Iigo Urkullu a présenté sa candidature pour le Lehendakaritza, avertissant que les années viennent "très très difficiles" et que le nouveau gouvernement basque qui démarre la semaine prochaine devra faire face à la "tâche de reconstruction" puis la pandémie et la crise économique sans précédent dérivée de Covid-19.

En une heure et demie de discours fortement conditionné par le coronavirus et la crise sanitaire de la pandémie, le toujours candidat de Lehendakari n'a pas mis de côté la revendication d'un nouveau statut basque qui permette un nouveau modèle d'auto-gouvernement basé sur le " pluralité », dans un« consensus solide avec sécurité juridique »qui émane du Parlement basque, et qui permet d'établir un "relation bilatérale" avec l'État.

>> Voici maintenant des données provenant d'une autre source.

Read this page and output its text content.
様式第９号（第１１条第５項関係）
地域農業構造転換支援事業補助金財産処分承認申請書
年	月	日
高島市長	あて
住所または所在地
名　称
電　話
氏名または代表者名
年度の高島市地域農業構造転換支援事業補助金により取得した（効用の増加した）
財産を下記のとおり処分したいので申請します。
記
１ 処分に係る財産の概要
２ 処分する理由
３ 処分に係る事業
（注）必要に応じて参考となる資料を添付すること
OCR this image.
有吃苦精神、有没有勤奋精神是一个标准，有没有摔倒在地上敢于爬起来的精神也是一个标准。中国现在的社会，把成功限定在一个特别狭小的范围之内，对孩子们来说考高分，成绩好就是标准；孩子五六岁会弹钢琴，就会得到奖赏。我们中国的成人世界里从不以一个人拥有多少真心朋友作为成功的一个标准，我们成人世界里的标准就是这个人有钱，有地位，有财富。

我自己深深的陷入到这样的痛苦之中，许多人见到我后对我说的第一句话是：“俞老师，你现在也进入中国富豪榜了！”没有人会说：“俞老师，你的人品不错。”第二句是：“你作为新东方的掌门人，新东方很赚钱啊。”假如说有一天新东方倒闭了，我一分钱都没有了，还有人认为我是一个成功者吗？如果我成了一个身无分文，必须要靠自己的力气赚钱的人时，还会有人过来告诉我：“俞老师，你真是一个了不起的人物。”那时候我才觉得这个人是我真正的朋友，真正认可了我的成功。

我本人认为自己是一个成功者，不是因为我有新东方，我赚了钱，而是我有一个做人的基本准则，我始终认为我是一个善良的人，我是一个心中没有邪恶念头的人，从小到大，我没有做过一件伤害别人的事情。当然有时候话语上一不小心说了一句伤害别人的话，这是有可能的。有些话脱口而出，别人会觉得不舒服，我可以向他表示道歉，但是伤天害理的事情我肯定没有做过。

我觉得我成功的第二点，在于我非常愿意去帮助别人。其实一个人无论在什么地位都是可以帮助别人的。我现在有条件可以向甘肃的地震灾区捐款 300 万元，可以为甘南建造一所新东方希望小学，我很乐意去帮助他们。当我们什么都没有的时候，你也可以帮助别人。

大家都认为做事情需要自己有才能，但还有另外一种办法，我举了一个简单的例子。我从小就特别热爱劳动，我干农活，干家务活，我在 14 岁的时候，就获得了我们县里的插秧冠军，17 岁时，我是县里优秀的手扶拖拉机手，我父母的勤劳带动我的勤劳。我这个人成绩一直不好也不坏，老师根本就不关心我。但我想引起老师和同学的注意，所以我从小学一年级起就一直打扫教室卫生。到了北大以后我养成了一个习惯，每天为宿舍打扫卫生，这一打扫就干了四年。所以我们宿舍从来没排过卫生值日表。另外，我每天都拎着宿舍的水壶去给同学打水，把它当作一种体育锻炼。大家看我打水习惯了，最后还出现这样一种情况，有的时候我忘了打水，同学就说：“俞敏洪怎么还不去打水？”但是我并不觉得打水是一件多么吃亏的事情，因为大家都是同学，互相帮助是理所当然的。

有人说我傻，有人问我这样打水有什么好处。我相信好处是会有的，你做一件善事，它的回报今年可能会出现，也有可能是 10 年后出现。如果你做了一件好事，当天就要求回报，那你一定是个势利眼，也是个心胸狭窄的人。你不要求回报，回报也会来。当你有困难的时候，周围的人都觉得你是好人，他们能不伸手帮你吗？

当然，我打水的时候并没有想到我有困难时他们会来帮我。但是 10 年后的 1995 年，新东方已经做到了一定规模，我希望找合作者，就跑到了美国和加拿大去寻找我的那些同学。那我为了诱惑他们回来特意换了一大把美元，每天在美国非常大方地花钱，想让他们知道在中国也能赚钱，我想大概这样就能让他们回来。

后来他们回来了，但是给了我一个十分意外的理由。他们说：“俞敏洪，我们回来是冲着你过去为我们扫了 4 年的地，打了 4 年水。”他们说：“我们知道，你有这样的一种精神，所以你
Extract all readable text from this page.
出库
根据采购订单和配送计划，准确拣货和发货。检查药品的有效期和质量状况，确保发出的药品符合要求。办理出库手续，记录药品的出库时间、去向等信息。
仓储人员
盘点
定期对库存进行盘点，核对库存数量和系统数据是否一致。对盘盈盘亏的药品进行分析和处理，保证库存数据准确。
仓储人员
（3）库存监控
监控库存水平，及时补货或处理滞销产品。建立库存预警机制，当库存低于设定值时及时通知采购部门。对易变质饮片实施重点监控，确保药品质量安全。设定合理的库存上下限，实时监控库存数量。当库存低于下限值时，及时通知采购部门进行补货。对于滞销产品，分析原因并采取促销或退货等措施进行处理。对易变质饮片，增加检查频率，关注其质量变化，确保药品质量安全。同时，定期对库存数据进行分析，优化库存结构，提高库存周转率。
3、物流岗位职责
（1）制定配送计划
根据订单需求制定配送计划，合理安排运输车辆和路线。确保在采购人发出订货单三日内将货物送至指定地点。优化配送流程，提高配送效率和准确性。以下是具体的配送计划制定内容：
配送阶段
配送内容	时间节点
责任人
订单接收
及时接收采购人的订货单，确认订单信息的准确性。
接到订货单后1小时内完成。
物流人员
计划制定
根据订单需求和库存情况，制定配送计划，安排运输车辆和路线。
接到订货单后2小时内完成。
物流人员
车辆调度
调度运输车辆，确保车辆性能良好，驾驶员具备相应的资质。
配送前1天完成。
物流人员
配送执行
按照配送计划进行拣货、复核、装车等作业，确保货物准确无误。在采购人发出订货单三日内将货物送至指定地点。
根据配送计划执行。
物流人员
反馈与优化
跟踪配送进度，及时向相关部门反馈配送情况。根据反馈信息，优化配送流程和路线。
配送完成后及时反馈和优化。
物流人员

Urkullu a insisté tout au long de son discours sur la nécessité de faire face à cette fois qui sera très difficile depuis accord et collaboration, et a contacté les partis d'opposition et les agents sociaux pour affronter cette nouvelle législature depuis l'accord. "L'heure est au dialogue, à la négociation et à l'accord", a souligné.

Peut-être en réponse à ceux qui, à la fin de la dernière législature, l'ont accusé de manque d'empathie avec les proches de Zaldibar, Urkullu a commencé son discours en se souvenant de Joaqun et Alberto, les deux travailleurs morts enterrés par les déchets de la décharge – les restes de l'un d'eux n'a pas encore été retrouvé. Les membres de Zaldibar algitu se sont rassemblés précisément aux portes du Parlement, exigeant la responsabilité politique de la tragédie.

Le Lehendakari a également rappelé le 1700 décès au Pays basque dus au coronavirus et a annoncé qu'ils se souviendront tous dans un agir le 21 septembre.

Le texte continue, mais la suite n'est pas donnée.